Half of employees would sell work passwords for a few bucks

Most companies value their security, with larger organisations spending millions of dollars every year to protect their networks and shield their secrets from the prying eyes of the outside world. But the weakest link in a network is often its users, with administrators and IT professionals across the world wearily working to ensure that the silly mistakes of users don’t have larger repercussions for the broader network infrastructure, or for the companies that they serve.

But even while a multibillion dollar global industry continues to grow around the need to establish and maintain robust corporate security, a startling new survey has revealed that most employees fail to understand the value of the role that they play in keeping their companies secure.

The Telegraph revealed that cloud security company, Ping Identity, conducted a survey of British workers, and found that 48% of those questioned would reveal their company password for just £5 GBP ($8 USD / €6 EUR) or less, with almost two-thirds of these having no problem revealing their corporate login details for only £1 ($1.60 / €1.20).

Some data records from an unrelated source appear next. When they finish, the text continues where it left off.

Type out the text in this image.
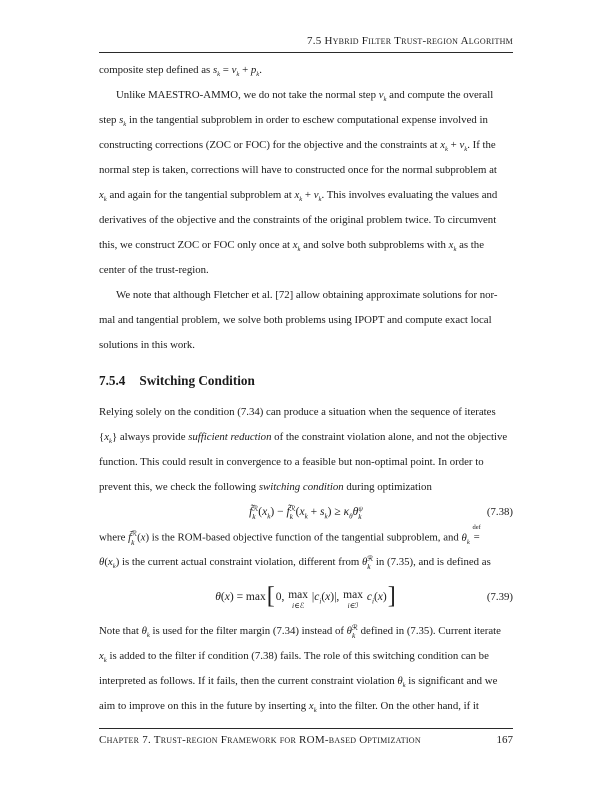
7.5 Hybrid Filter Trust-region Algorithm
composite step defined as $s_k = v_k + p_k$.
Unlike MAESTRO-AMMO, we do not take the normal step $v_k$ and compute the overall
step $s_k$ in the tangential subproblem in order to eschew computational expense involved in
constructing corrections (ZOC or FOC) for the objective and the constraints at $x_k + v_k$. If the
normal step is taken, corrections will have to constructed once for the normal subproblem at
$x_k$ and again for the tangential subproblem at $x_k + v_k$. This involves evaluating the values and
derivatives of the objective and the constraints of the original problem twice. To circumvent
this, we construct ZOC or FOC only once at $x_k$ and solve both subproblems with $x_k$ as the
center of the trust-region.
We note that although Fletcher et al. [72] allow obtaining approximate solutions for nor-
mal and tangential problem, we solve both problems using IPOPT and compute exact local
solutions in this work.
7.5.4 Switching Condition
Relying solely on the condition (7.34) can produce a situation when the sequence of iterates
$\{x_k\}$ always provide sufficient reduction of the constraint violation alone, and not the objective
function. This could result in convergence to a feasible but non-optimal point. In order to
prevent this, we check the following switching condition during optimization
f̃ ℛ
k $(x_k)$ − f̃ ℛ
k $(x_k + s_k) \ge \kappa_\theta\theta$ ψ
k	(7.38)
where f̃ ℛ
k (x) is the ROM-based objective function of the tangential subproblem, and $\theta_k$
def
=
$\theta(x_k)$ is the current actual constraint violation, different from θ̃ ℛ
k in (7.35), and is defined as
θ(x) = max[0, max
i∈ℰ
$|c_i(x)|$, max
i∈ℐ
$c_i(x)$]	(7.39)
Note that $\theta_k$ is used for the filter margin (7.34) instead of θ̃ ℛ
k defined in (7.35). Current iterate
$x_k$ is added to the filter if condition (7.38) fails. The role of this switching condition can be
interpreted as follows. If it fails, then the current constraint violation $\theta_k$ is significant and we
aim to improve on this in the future by inserting $x_k$ into the filter. On the other hand, if it
Chapter 7. Trust-region Framework for ROM-based Optimization	167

While almost half of those employees clearly place very little value on their business login details, a third of those surveyed said they would expect at least £50 ($80 / €60) to reveal their Facebook login details. Ping’s John Fontana noted this as a concern: “The fact that personal identity is being rated higher than corporate identity has worrying implications for the safety of a business’ intellectual property and brand reputation.”

Just 30% of those surveyed were adamant that they would never sell those details for any amount, but a third of all respondents confessed that they had already supplied their corporate login details to a third party.

In addition to staff selling their details for next to nothing, poor security practice is another failing to which respondents admitted, with 60% saying that they had written their passwords down. Last month, we reported on Trustwave’s 2012 Global Security Report, which found that ‘password’ and ‘password1’ were among the world’s most popular passwords currently in use.